No knock on the Biennale, but what we would really love to see is art liberated from the cloistered halls of the MCA and the NSW Art Gallery and unleashed on the streets of Sydney. It’s been done before of course, when artists have dumped oversized sculptures and absurd installations anonymously outside prominent galleries, not to mention the explosion of so called street art/graffiti in cities around the world.

What we really need in Sydney however is a coordinated burst of unauthorised al fresco artwork, a kind of fringe Biennale that would engulf the city and enable anybody with an artistic axe to grind to express themselves with a spontaneous artwork or installation. Graffiti has been done to death so we are thinking more of the temporary installation or adornment of an everyday object. Nothing that would destroy or vandalize public property, but something that would enrich our everyday lives and give stressed out commuters a bit of a chuckle.

The City Of Sydney Council would no doubt object, particularly if a giant papier mâché wombat was placed on the steps of the Sydney Town Hall, but eventually we hope they would come to the party. They are forever carting away household rubbish, dumped on the streets so the odd illegal installation is not going to upset them, not to mention the enormous cultural benefits.

Council clean ups could even encourage residents to stack their old analogue TVs and other domestic trash in an artistic display, even illuminated with Christmas lights and pulsing strobe effects. Free parking could be offered during a specific week for those willing to decorate their vehicles in a humorous or innovative way – like something out of Mad Max: Fury Road or Herbie Goes Bananas. The spirit of Christo, the artist who wrapped Little Bay way back in 1968 with a million square feet of fabric, could be revived with spontaneous wrappings of well known Sydney landmarks, like the “poo balls” at Kings Cross, the statues of Queen Victoria and Prince Albert in Macquarie Street and the Archibald Fountain.

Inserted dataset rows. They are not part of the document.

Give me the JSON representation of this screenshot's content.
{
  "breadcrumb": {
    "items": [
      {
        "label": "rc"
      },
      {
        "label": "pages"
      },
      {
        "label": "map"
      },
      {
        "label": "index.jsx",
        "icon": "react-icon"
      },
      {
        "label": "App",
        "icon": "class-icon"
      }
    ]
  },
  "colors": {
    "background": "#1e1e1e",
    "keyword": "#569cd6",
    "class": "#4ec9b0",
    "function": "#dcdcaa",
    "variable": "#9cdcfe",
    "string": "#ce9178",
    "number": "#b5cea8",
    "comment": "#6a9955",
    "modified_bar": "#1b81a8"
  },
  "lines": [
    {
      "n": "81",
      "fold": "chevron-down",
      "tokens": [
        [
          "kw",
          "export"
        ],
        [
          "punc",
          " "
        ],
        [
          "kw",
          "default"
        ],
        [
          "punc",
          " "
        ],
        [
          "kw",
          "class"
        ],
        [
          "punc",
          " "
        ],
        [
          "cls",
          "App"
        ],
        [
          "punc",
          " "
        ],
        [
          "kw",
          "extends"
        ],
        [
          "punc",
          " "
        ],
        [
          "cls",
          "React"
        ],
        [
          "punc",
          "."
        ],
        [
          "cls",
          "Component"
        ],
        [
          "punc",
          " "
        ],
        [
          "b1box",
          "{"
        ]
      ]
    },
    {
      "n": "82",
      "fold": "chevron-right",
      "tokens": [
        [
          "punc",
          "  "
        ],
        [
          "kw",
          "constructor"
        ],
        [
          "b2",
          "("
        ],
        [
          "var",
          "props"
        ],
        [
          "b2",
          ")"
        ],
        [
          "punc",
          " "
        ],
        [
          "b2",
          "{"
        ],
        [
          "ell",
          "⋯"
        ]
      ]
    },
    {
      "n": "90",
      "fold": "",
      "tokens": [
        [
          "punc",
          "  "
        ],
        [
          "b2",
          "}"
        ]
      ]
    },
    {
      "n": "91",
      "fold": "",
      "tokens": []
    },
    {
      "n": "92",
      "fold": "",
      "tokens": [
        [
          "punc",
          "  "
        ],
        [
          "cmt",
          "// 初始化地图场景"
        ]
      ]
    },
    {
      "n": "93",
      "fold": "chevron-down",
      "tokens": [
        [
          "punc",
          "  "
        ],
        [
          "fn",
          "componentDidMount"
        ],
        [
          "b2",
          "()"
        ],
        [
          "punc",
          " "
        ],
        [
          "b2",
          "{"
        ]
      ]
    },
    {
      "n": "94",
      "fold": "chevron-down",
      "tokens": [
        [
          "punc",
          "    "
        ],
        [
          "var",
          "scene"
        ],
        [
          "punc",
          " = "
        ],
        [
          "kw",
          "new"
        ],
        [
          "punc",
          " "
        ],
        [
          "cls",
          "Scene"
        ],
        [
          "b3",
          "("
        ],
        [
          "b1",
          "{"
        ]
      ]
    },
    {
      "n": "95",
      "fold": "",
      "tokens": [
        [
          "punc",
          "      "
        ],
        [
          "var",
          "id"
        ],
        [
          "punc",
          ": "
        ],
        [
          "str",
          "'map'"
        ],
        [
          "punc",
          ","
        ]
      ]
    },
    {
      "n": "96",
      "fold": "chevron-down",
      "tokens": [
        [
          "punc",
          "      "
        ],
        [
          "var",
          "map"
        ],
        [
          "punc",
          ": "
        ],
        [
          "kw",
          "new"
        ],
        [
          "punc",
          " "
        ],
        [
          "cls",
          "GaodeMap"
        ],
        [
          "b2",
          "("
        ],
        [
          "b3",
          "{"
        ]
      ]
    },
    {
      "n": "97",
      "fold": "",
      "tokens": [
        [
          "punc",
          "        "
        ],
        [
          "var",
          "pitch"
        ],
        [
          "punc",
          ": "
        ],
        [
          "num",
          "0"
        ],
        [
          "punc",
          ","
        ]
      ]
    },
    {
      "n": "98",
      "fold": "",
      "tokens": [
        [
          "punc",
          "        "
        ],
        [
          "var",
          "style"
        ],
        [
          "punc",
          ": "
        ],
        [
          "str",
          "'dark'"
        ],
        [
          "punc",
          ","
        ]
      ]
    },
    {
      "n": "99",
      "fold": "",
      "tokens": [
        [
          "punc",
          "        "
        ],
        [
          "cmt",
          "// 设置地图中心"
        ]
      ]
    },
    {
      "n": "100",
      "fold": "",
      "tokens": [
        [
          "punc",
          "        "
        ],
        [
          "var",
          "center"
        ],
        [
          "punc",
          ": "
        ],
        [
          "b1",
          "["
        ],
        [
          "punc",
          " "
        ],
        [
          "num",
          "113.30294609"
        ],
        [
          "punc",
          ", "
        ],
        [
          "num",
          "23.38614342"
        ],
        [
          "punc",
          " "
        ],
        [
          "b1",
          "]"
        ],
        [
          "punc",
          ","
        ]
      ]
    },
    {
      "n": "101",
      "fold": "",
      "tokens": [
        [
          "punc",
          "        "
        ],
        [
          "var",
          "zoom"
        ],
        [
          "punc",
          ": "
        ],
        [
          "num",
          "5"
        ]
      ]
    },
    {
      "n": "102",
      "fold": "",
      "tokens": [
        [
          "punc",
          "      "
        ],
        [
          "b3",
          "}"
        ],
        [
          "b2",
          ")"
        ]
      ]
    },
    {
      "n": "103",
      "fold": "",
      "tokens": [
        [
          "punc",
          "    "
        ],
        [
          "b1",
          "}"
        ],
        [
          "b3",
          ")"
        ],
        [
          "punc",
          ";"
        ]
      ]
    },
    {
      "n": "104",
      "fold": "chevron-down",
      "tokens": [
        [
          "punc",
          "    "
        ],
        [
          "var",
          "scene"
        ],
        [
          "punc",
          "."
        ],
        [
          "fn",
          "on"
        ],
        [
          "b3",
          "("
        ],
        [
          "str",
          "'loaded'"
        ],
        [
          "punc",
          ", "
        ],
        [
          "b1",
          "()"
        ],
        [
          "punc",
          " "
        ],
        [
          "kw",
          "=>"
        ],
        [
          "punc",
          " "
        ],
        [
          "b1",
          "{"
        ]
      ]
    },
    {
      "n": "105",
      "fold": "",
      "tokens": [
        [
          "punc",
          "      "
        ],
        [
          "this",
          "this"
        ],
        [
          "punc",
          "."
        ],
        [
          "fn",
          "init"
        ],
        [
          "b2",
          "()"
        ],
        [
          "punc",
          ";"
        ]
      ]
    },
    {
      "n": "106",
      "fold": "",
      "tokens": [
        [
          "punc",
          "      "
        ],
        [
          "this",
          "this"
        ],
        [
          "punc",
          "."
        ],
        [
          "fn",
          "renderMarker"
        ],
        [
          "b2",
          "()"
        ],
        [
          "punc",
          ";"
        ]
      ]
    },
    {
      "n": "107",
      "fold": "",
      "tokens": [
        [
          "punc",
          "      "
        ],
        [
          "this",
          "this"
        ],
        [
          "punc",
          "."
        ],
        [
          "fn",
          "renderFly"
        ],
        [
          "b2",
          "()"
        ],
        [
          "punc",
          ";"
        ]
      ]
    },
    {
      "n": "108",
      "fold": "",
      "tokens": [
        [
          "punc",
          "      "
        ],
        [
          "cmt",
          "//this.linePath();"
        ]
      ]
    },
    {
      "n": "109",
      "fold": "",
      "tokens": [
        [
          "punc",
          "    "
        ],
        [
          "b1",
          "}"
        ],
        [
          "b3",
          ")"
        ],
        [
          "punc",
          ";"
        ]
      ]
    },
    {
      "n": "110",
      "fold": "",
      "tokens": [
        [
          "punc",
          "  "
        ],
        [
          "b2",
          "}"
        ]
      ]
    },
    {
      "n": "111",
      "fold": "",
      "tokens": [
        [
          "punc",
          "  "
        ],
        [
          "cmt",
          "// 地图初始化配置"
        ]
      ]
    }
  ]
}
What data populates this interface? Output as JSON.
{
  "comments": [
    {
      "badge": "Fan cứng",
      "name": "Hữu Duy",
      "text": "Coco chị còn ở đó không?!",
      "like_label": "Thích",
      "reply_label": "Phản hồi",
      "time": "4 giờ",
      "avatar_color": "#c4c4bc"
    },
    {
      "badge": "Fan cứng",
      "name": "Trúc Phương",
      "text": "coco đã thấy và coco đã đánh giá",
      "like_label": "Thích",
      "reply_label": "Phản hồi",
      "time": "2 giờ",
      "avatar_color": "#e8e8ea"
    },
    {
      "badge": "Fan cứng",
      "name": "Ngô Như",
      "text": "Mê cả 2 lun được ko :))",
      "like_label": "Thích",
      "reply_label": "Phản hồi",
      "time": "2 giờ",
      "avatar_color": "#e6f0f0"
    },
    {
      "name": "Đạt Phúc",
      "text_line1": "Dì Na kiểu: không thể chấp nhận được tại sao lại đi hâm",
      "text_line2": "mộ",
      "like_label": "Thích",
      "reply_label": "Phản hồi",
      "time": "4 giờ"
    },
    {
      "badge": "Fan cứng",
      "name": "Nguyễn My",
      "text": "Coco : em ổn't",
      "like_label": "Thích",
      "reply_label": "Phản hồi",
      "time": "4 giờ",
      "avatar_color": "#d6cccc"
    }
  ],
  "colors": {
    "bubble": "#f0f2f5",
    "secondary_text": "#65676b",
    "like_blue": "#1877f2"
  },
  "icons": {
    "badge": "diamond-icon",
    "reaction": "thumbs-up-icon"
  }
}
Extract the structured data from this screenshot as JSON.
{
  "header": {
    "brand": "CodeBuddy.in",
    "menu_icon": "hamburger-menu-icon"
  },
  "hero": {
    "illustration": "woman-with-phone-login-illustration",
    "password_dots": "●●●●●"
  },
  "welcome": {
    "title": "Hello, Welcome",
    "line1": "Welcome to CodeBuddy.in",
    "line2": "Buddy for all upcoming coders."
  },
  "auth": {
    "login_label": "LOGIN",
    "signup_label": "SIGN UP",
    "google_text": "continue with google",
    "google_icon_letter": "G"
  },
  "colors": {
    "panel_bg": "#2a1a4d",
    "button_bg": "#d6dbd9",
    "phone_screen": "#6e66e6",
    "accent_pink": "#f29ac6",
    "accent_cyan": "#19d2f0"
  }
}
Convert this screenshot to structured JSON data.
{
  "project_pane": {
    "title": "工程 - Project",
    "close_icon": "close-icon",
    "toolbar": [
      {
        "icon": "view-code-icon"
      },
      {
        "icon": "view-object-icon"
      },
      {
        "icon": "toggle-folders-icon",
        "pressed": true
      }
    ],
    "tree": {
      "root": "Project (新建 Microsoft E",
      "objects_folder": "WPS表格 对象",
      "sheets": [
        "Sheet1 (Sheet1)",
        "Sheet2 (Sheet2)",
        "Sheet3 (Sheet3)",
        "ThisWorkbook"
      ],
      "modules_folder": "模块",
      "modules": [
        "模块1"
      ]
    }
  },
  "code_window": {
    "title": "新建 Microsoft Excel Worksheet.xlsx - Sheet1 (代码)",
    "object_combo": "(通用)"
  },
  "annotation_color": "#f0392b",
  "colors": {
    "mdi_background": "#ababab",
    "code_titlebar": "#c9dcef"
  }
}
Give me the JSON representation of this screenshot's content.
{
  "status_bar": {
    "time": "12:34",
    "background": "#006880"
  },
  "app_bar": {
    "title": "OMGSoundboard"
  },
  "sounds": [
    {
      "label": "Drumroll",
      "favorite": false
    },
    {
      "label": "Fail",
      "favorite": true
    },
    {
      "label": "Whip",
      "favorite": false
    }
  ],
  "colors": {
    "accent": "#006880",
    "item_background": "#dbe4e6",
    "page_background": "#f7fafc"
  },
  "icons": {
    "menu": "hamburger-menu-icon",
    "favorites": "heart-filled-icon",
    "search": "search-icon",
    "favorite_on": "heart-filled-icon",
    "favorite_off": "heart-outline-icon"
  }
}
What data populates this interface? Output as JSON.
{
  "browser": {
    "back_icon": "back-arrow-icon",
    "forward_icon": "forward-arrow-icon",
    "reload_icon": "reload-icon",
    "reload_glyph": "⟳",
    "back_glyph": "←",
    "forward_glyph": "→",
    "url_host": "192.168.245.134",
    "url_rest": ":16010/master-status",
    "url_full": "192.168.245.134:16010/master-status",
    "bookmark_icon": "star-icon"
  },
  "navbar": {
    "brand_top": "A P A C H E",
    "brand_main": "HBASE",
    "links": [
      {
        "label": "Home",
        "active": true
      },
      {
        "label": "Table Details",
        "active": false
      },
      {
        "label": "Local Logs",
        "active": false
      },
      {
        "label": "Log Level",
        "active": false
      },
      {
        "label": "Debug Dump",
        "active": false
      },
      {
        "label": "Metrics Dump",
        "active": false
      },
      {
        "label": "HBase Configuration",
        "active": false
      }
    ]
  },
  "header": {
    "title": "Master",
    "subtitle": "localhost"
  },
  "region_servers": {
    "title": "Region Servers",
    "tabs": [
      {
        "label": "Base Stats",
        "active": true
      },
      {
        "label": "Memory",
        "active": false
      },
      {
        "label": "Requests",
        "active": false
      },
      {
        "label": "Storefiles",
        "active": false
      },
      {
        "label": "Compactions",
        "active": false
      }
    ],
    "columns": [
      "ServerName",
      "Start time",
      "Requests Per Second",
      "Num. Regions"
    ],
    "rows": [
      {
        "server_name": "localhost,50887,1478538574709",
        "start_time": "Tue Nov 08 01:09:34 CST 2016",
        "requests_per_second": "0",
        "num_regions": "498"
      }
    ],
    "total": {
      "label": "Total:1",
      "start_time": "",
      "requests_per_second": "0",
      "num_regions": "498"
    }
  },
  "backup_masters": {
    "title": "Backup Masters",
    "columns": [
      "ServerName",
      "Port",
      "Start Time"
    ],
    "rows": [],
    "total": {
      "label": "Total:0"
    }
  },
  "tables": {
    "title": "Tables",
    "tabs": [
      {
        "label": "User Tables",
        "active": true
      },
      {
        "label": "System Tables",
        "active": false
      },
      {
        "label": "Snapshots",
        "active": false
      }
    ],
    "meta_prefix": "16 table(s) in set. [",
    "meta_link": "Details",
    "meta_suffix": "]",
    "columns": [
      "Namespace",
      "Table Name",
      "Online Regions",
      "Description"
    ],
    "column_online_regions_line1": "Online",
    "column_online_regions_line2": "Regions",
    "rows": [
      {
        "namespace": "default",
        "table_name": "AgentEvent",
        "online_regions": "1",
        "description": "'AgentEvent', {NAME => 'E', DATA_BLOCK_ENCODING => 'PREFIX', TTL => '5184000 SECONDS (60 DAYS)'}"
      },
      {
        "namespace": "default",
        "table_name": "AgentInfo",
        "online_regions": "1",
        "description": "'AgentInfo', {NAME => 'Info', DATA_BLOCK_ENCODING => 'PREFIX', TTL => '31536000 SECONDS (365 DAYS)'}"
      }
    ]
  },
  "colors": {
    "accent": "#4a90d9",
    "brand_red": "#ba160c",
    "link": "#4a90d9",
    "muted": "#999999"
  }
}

It would be the greatest democratisation of art since those painting by numbers kits appeared in the 1950s and anybody could whip up the Mona Lisa in an afternoon or two. The city would be bubbling, bursting and literally engulfed by art – just about everywhere you looked. The official Biennale might at first perceive it as some serious competition, but ultimately they would embrace it as a genuine fringe event, their own anarchic bastard offspring.